Savanização da Amazônia pode colapsar bioma de forma irreversível e está preocupando cientistas e ambientalistas
O processo de savanização da Amazônia foi observado pela primeira vez pelo pesquisador brasileiro Carlos Nobre, que notou que a floresta amazônica estava sendo substituída por uma vegetação semelhante à do Cerrado brasileiro. Alguns anos mais tarde, uma pesquisa realizada pela cientista Lílian Sales revelou que a savanização pode ter impactos profundos na ocorrência de fauna.
Em sua pesquisa, a bióloga chamou atenção para o fato de que as espécies de vertebrados das regiões de transição entre florestas e savanas serão, cada vez mais, substituídas por espécies de savana aberta, em um processo que ela denominou como “savanização faunística“.
Em um modelo de projeção matemática, Lílian mostrou que haverá um aumento em 11% e 30% das espécies de savana nas florestas de mata atlântica, enquanto a ocorrência daquelas espécies que dependem de florestas densas cairá pela metade. Esse processo já é observado e tem gerado preocupação na comunidade ambientalista e científica. Um pesquisa registrou 22 ocorrências inesperadas do lobo-guará — animal típico de savana — na Amazônia nos últimos 25 anos.
Bioma amazônico
O bioma amazônico era limite para a ocorrência do lobo-guará, mas a ocupação humana nas bordas do Cerrado tem causado sérias modificações na paisagem natural, substituindo a vegetação de floresta úmida nativa por pasto e monocultura de grãos.
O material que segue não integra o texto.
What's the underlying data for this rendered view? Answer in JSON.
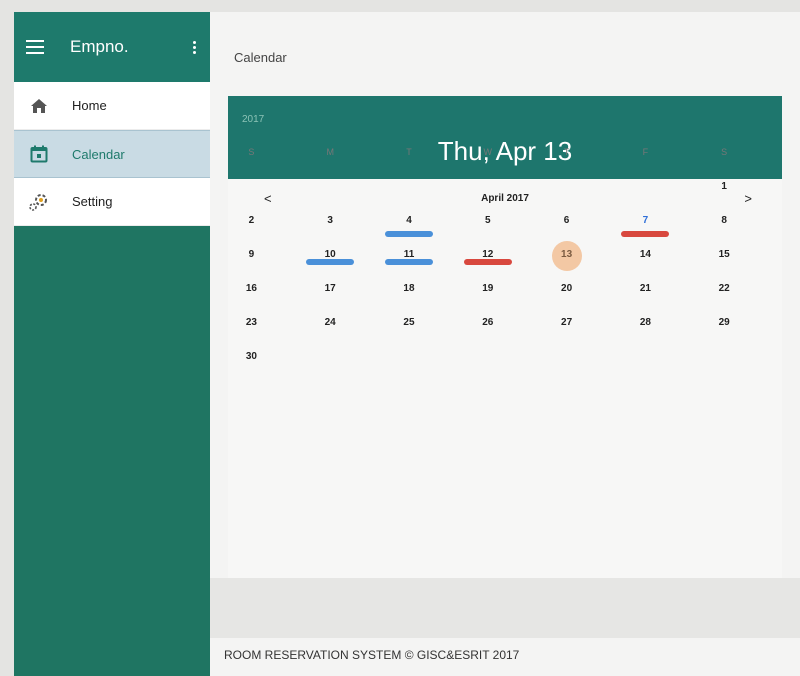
{
  "app": {
    "title": "Empno."
  },
  "sidebar": {
    "items": [
      {
        "label": "Home",
        "icon": "home-icon",
        "active": false
      },
      {
        "label": "Calendar",
        "icon": "calendar-icon",
        "active": true
      },
      {
        "label": "Setting",
        "icon": "gears-icon",
        "active": false
      }
    ]
  },
  "page": {
    "title": "Calendar"
  },
  "calendar": {
    "year": "2017",
    "selected_date": "Thu, Apr 13",
    "month_label": "April 2017",
    "prev": "<",
    "next": ">",
    "weekdays": [
      "S",
      "M",
      "T",
      "W",
      "T",
      "F",
      "S"
    ],
    "weeks": [
      [
        "",
        "",
        "",
        "",
        "",
        "",
        "1"
      ],
      [
        "2",
        "3",
        "4",
        "5",
        "6",
        "7",
        "8"
      ],
      [
        "9",
        "10",
        "11",
        "12",
        "13",
        "14",
        "15"
      ],
      [
        "16",
        "17",
        "18",
        "19",
        "20",
        "21",
        "22"
      ],
      [
        "23",
        "24",
        "25",
        "26",
        "27",
        "28",
        "29"
      ],
      [
        "30",
        "",
        "",
        "",
        "",
        "",
        ""
      ]
    ],
    "today": "13",
    "highlight_blue_text": [
      "7"
    ],
    "event_bars": [
      {
        "day": "4",
        "color": "blue"
      },
      {
        "day": "7",
        "color": "red"
      },
      {
        "day": "10",
        "color": "blue"
      },
      {
        "day": "11",
        "color": "blue"
      },
      {
        "day": "12",
        "color": "red"
      }
    ]
  },
  "colors": {
    "brand": "#1e7a6c",
    "sidebar_bg": "#1f7562",
    "today_circle": "#f3c8a4",
    "event_blue": "#4a90d9",
    "event_red": "#d8483e"
  },
  "footer": {
    "text": "ROOM RESERVATION SYSTEM © GISC&ESRIT 2017"
  }
}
Isso tornou o local propício para a propagação de espécies típicas da savana, como a lobeira, ou fruto-do-lobo (Solanum lycocarpum), uma espécie de tomate selvagem fundamental para a dieta do lobo-guará, um dos motivos para sua ocorrência em territórios atípicos.
O fenômeno foi descoberto pelo pesquisador brasileiro Carlos Nobre, na década de 90. Mais tarde, a bióloga Lilian Sales, também brasileira, descobriu que a savanização é responsável por significativa alteração na ocorrência de espécies de fauna. Savanização é o processo irreversível de transformação de áreas ocupadas por densa vegetação em desertos parciais, e tem como principal agente a ação humana, especialmente na Amazônia.
A pesquisadora define a savanização como o processo de conversão de várias florestas tropicais em savanas derivadas.
Como ocorre a savanização
A savanização ocorre por meio do processo de degradação da vegetação, como é o caso de plantio de monoculturas, desmatamento e queimadas. Em um estudo, o pesquisador Bernardo Monteiro Flores mostrou que há duas principais causas da savanização da Amazônia: a expansão da fronteira agrícola ao redor do bioma — que ele chama de “arco do desmatamento” —, e um processo de savanização que parte do centro da Amazônia, bem longe da fronteira agrícola e gerado principalmente por conta de incêndios.
Mas a savanização também é influenciada pelas mudanças climáticas, aumento da temperatura, mudanças no regime de chuvas e alteração da paisagem, como ravinamentos (formação de sulcos no solo) no domínio dos mares de morros decorrentes da atividade cafeeira desenvolvida no século passado no Brasil.
As árvores de savana representam 11% da cobertura vegetal da Amazônia, conhecidas pela população local de “campinas”, elas são semeadas por meio da ação da água, peixes e aves. Esse tipo de cobertura vegetal é mais resiliente do que as florestas inundáveis, chamadas de florestas de igapó ou de igarapé. Segundo os pesquisadores, em entrevista para a Agência Fapesp, se o clima amazônico se tornar mais seco e os incêndios mais intensos e frequentes, as florestas inundáveis desaparecerão.
Como mitigar a savanização
A pesquisadora Lílian Sales defende que, para mitigar a savanização da Amazônia é preciso tomar uma série de ações que, em boa medida, dependem de esforços políticos. Entre elas, estão o reflorestamento, a criação de corredores ecológicos, recomposição de matas ciliares e o cumprimento da legislação ambiental.